Lessons From Feature-Based Hotel Room Pitch

There’s a large English firm with fingers in many ‘leisure’ pies called Whitbread. They’ve grown from brewing and pubs through pizza houses to coffee chains and hotels.

This week their chief exec, Andy Harrison, took to the airwaves promoting their latest ‘innovation’, “hub by Premier Inn”.

It seems they want to push small 11m2 rooms and their marketing hook looks driven by being able to ‘control’ them with an app. Skynews delightfully informs that the room is ‘less than the size of 3 table tennis tables with a desk that folds into your pocket-sprung bed’.

And it was on that website that I found the ‘pitch’ of their salesman-in-chief.

Here’s what he said in his minute of answers.

“[our idea] is aimed at the high property cost city centre locations where the customers want a great product.

And we’ve been working over the last couple of years on designing the room.

It’s highly engineered.

Every centimetre is carefully thought through, so there’s lots of ingenious features which can appeal to consumers who want low prices right at the heart of the city, but want a really good quality room.

At the moment if you want to go to the city centre at low prices, your choice is basic and often poor-quality rooms.

[the interviewer, Joel Hills, then chirps that someone else has been offering this for a while in Second-City Birmingham already and that they’re just really the Japanese-style pod concept]

This is not a pod hotel.

This is much bigger than that.

It’s a great room.

It’s got a 40” smart tv.

It’s got a lovely shower room, with a power shower.

So it’s got everything that you need and plenty of space to stay and move around.

I’ve stayed in it and I think it’s fantastic.

In terms of prices, we expect it to sell at about 25 to 30 percent below our Premier Inn prices in central London.”

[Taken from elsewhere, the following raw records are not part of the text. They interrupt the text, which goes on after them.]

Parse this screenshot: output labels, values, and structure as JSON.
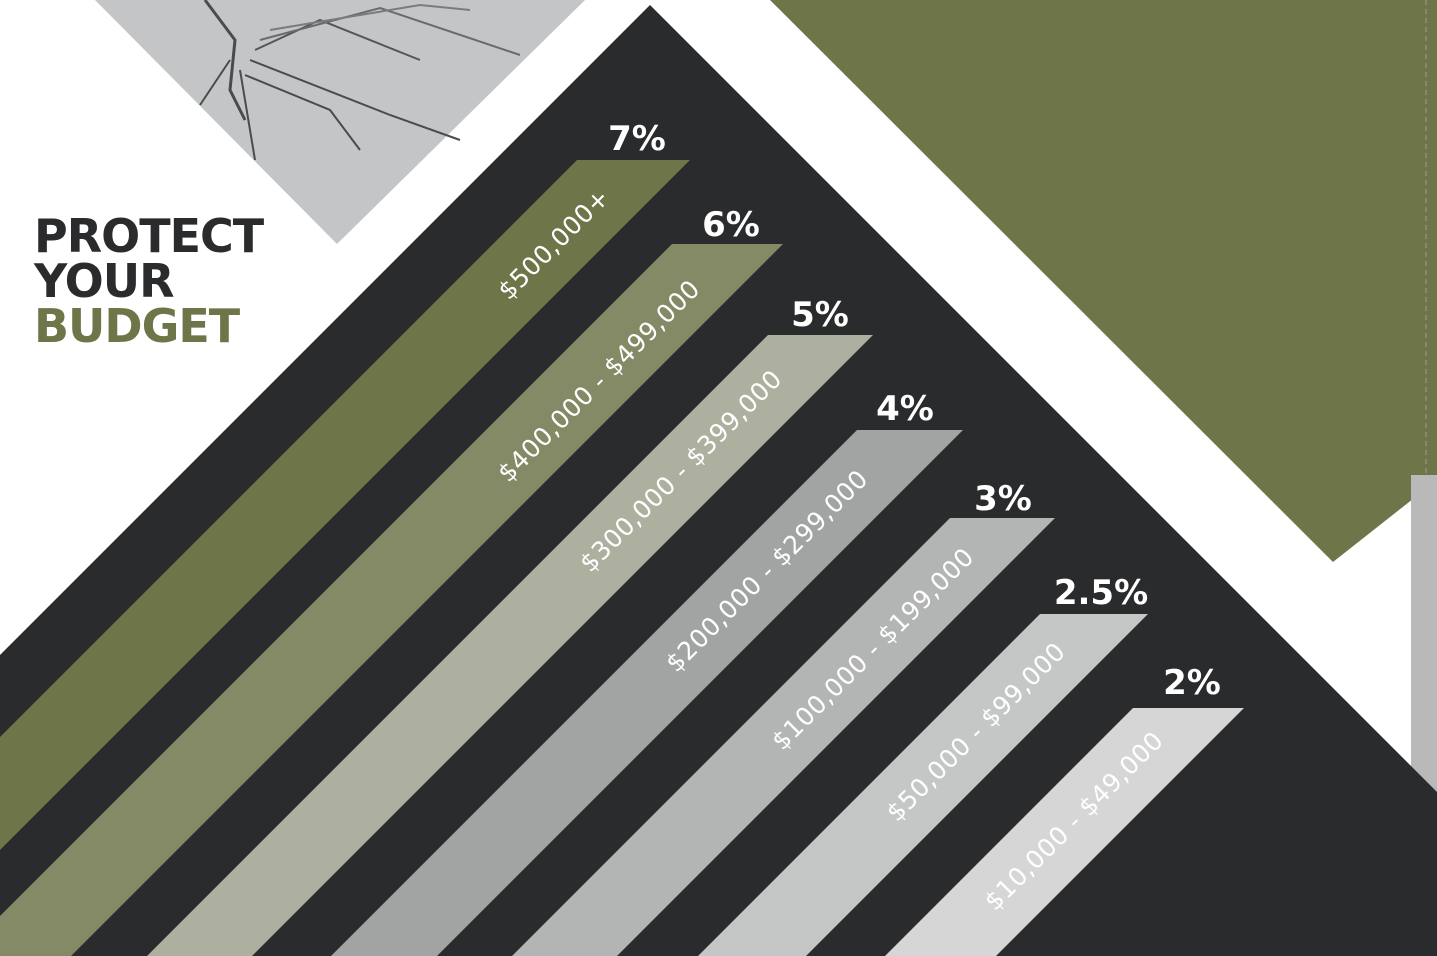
{
  "headline": {
    "line1": "PROTECT",
    "line2": "YOUR",
    "line3": "BUDGET"
  },
  "colors": {
    "dark": "#2a2b2d",
    "olive": "#6e7549",
    "olive_light": "#838a65",
    "sage": "#adb09f",
    "gray": "#a2a4a4",
    "gray_light": "#b3b4b4",
    "gray_lighter": "#c5c6c6",
    "gray_lightest": "#d5d6d5"
  },
  "tiers": [
    {
      "percent": "7%",
      "range": "$500,000+"
    },
    {
      "percent": "6%",
      "range": "$400,000 - $499,000"
    },
    {
      "percent": "5%",
      "range": "$300,000 - $399,000"
    },
    {
      "percent": "4%",
      "range": "$200,000 - $299,000"
    },
    {
      "percent": "3%",
      "range": "$100,000 - $199,000"
    },
    {
      "percent": "2.5%",
      "range": "$50,000 - $99,000"
    },
    {
      "percent": "2%",
      "range": "$10,000 - $49,000"
    }
  ]
}
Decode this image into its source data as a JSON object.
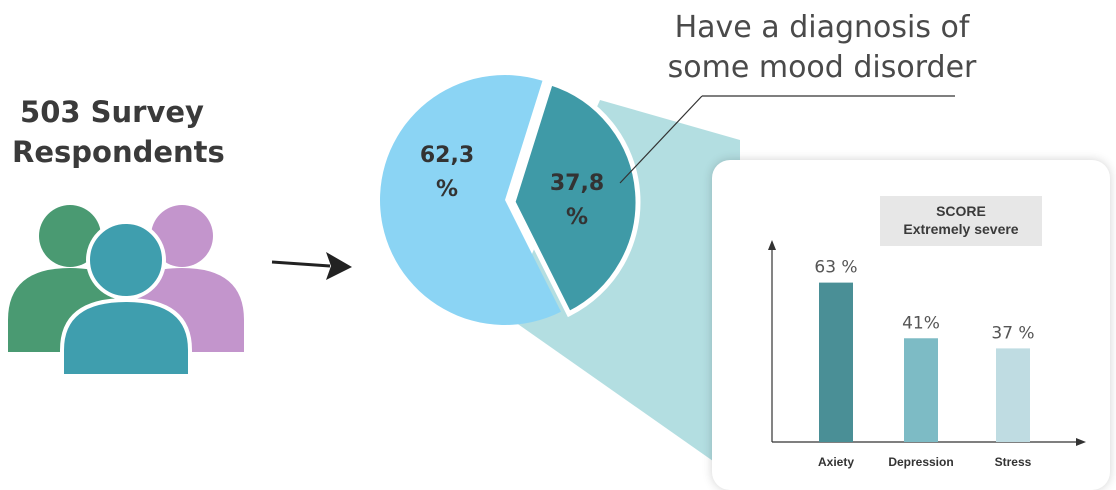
{
  "respondents": {
    "line1": "503 Survey",
    "line2": "Respondents"
  },
  "diagnosis_label": {
    "line1": "Have a diagnosis of",
    "line2": "some mood disorder"
  },
  "icons": {
    "people": "people-group-icon",
    "arrow": "right-arrow-icon"
  },
  "colors": {
    "person_green": "#4a9a72",
    "person_teal": "#3f9eae",
    "person_purple": "#c395cc",
    "pie_light": "#8bd4f4",
    "pie_dark": "#3f9aa7",
    "callout": "#a6d8dc",
    "bar_anxiety": "#4a8f96",
    "bar_depression": "#7dbbc5",
    "bar_stress": "#bfdce2"
  },
  "chart_data": [
    {
      "type": "pie",
      "labels": [
        "62,3\n%",
        "37,8\n%"
      ],
      "values": [
        62.3,
        37.8
      ],
      "label_lines": [
        [
          "62,3",
          "%"
        ],
        [
          "37,8",
          "%"
        ]
      ],
      "colors": [
        "#8bd4f4",
        "#3f9aa7"
      ]
    },
    {
      "type": "bar",
      "title": "SCORE",
      "subtitle": "Extremely severe",
      "categories": [
        "Axiety",
        "Depression",
        "Stress"
      ],
      "values": [
        63,
        41,
        37
      ],
      "value_labels": [
        "63 %",
        "41%",
        "37 %"
      ],
      "ylim": [
        0,
        100
      ],
      "xlabel": "",
      "ylabel": "",
      "grid": false,
      "colors": [
        "#4a8f96",
        "#7dbbc5",
        "#bfdce2"
      ]
    }
  ]
}
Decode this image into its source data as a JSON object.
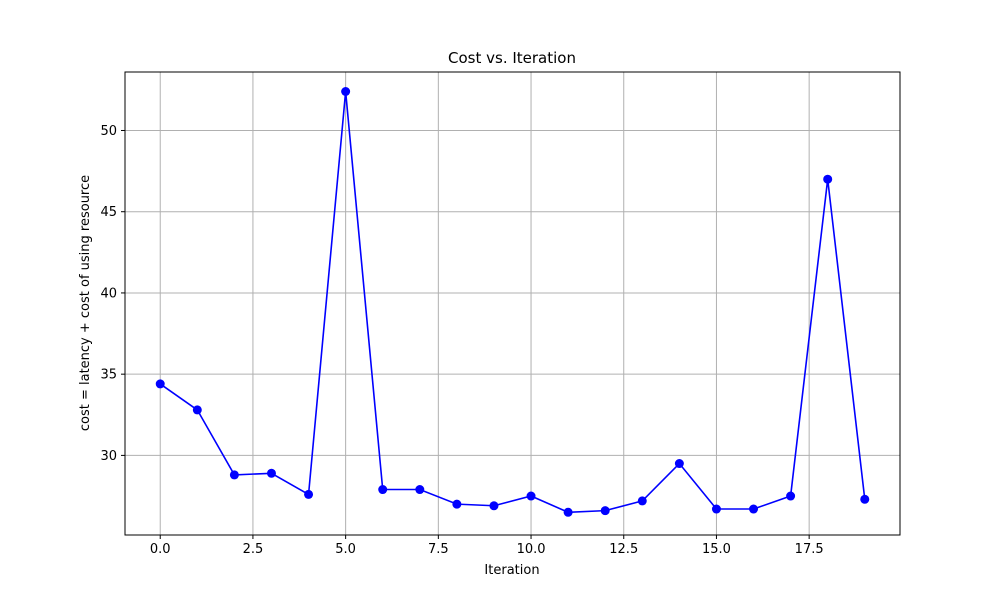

Well. As far removed from a snappy sixty-second elevator pitch as you could get. Not that I advocate such Eighties’ Americanisms any more of course. But a poor selling effort regardless. These people have such exhaustive media training I’m sure, so why waste all that work with such sloppy selling skills? Where is the Sales advice?!

When I hear this kind of rambling when talking about a new product – and it is lamentably commonplace almost to the point of being ubiquitous – it is easy to fall foul of the trap that merely tightens the language.

Problems always run deeper than that.

If you look at Andy Harrison’s words in this way, there’s some solid ideas; the R&D journey, pricing expectations, his personal use of the product. Yet they miss the mark as spoken here. They’re without direction and lack punchy context. For starters, it feels that most of what he says could be cut and paste into any of his competitor offerings. Really… Who in the central London hotel trade would say they weren’t aiming “at the high property cost city centre locations where the customers want a great product”?

Nowhere does he truly tackle the essentials of ‘why’ they’re doing this, the real thought-process of a potential guest or explain pricing attraction properly.

In addition, his reaction to the ‘pod hotel’ prod is a shocker.

Anyway, taking the general theme, it strikes me that practically all short-term hotel dwellers in London hardly ever spend waking hours in their quarters. So what’s wrong painting a unique picture for that market segment?

Q: What is your new ‘hub’ hotel all about then, mister ceo?

A: Well, you know how many guests moan all over about paying for a big room that they only sleep and shower in? So we thought, why not keep all the nice modern touches, but cut the floorspace by a third, to cut their price by a third…

I’ve only addressed one ‘resolution’ here, but I reckon there are plenty of different problems that lend themselves to be framed as being solved by their offering.

And it wouldn’t take much more than an hour’s decent workshopping to sort out.

An obvious point is that you should always spend more time talking about your eventual client’s wishes than from your own perspective. And as so many before him, Mr Harrison thinks he does this, but he just plain doesn’t.

Update: the day after blogging on this, I discovered this postscript;

Whitbread has trailed the Hub concept with five prototype rooms at its Premier Inn in Kings Cross

Most b2b new products never get any such treatment. To make it less daunting, I refer to it as piloting.

Pretty much every launch I’ve been involved with can benefit from such small-scale toe-in-the-water. Regardless of whether or not done in conjunction with existing favoured clients or any other presumed such safe-ish environment.